Was this helpful?
QUEL has three logical operators: and, or, and not. Not has the highest precedence, followed by and, and or has the least precedence. You can use parentheses to change this behavior. For example, the following expression:
exprA or exprB and exprC
is evaluated as:
exprA or (exprB and exprC)
To change the order of evaluation you must use parentheses:
(exprA or exprB) and exprC
When parenthesized as shown, the DBMS evaluates (exprA or exprB) first, then ands the result with exprC.
You can also use parentheses to change the default evaluation order of a series of expressions combined with the same logical operator. For example, the following expression:
exprA and exprB and exprC
is evaluated as:
(exprA and exprB) and exprC
To change this default left-to-right grouping, use parentheses as follows:
exprA and (exprB and exprC)
The parentheses direct the DBMS Server to and exprB and exprC and then ands that result with exprA.
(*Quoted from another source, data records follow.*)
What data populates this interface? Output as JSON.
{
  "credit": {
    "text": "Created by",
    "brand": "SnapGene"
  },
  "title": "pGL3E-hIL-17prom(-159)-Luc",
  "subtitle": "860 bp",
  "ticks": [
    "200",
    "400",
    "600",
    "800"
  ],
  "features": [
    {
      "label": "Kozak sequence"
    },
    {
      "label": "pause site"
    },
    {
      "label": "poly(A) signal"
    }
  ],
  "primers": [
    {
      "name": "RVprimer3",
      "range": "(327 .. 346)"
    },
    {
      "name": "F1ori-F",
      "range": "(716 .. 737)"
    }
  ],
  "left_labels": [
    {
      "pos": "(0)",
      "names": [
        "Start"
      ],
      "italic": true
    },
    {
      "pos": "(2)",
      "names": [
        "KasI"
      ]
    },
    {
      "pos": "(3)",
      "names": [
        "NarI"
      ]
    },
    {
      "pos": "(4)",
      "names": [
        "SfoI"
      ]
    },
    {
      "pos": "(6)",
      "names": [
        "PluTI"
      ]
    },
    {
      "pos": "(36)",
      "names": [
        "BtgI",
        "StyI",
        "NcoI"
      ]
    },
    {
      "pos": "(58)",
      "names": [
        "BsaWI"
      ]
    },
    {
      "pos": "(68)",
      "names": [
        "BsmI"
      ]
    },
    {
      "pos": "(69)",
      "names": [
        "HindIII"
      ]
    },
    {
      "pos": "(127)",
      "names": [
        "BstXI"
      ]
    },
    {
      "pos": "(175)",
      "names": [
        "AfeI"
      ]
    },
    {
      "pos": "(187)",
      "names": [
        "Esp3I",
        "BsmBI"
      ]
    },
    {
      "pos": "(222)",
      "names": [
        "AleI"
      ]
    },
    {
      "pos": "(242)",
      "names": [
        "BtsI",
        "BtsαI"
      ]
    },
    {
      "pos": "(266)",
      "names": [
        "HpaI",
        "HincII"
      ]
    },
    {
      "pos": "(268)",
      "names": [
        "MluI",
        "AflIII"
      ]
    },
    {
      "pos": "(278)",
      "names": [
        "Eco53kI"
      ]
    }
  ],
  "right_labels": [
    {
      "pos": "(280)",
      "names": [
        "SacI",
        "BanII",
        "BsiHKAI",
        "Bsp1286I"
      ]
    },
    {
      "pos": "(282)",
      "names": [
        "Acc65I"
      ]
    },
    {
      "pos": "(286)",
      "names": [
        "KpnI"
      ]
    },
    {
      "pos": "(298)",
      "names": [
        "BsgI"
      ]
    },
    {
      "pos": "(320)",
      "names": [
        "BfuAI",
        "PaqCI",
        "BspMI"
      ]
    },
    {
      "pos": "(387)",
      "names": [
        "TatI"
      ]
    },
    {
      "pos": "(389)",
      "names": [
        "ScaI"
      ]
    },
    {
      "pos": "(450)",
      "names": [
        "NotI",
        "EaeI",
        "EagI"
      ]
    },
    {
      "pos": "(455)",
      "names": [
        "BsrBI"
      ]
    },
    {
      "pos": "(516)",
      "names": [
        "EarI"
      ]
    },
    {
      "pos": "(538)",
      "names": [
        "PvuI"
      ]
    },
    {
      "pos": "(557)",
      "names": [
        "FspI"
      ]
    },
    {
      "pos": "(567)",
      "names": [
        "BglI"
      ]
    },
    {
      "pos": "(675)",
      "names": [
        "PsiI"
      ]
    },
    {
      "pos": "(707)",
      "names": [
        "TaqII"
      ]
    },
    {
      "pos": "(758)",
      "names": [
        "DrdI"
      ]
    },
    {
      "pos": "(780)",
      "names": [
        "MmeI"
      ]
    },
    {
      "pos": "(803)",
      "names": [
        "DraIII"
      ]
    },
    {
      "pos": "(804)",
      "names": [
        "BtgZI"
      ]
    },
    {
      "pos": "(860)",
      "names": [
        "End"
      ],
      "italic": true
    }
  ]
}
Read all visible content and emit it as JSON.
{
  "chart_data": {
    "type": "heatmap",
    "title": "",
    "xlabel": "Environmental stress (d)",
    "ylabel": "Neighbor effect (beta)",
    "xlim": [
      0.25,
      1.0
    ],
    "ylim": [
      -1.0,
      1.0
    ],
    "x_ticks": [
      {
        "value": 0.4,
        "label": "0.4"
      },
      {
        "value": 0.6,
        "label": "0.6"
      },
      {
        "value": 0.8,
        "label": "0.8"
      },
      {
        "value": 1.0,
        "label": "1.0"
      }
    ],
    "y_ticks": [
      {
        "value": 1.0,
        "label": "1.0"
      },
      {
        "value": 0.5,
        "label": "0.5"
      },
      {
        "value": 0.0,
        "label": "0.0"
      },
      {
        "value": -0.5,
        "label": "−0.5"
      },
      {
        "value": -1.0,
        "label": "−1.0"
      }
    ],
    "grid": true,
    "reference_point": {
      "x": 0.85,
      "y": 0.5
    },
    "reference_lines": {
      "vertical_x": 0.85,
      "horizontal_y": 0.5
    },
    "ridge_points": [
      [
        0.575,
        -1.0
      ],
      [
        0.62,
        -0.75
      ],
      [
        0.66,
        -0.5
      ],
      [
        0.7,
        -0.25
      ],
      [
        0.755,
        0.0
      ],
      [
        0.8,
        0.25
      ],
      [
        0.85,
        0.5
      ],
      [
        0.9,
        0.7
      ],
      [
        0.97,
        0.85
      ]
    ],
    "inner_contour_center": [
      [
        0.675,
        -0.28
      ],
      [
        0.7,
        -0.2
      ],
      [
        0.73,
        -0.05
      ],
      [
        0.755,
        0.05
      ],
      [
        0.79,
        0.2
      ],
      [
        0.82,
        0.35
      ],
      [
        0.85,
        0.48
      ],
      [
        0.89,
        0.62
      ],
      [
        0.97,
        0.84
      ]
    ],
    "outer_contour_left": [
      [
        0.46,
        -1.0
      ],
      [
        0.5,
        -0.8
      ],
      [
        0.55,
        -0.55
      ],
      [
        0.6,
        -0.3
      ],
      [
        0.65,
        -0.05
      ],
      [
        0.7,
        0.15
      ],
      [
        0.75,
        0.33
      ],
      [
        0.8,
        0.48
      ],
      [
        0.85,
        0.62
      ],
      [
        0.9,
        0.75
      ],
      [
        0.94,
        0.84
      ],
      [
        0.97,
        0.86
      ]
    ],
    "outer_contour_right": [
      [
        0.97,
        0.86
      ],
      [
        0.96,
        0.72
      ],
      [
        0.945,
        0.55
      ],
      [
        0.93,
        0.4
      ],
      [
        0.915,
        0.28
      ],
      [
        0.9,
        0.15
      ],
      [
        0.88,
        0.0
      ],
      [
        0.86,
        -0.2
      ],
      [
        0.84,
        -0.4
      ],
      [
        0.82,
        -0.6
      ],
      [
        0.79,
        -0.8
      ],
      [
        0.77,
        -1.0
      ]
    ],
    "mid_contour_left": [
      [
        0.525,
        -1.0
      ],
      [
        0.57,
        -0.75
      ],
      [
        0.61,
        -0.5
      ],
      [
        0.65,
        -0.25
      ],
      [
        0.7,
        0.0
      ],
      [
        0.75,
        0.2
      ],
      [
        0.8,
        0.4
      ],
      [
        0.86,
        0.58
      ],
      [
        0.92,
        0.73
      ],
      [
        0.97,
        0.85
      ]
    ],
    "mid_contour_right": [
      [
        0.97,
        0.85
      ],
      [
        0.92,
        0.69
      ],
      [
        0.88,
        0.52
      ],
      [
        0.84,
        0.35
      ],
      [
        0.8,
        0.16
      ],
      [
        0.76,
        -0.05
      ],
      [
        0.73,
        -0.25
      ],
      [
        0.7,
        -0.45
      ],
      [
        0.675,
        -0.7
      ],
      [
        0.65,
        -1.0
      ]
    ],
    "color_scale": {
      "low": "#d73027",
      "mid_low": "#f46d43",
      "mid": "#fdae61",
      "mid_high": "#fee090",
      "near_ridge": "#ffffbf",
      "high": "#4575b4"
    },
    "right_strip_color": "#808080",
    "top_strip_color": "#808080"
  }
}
Note:  There is a per-query limit of 127 or expressions. Because the limit is checked after the query is optimized, it is not obvious that your query has exceeded the limit. The query optimizer converts all expressions to expressions combined using the and logical operator. The following example illustrates this effect of query optimization:
Before optimization
expressionA or (expressionB and expressionC)
After optimization
(expressionA or expressionB) and (expressionA or expressionC)
Note:  As a result of optimization, the number of ors in the query has doubled. To avoid exceeding the limit, be aware of this side-effect of query optimization.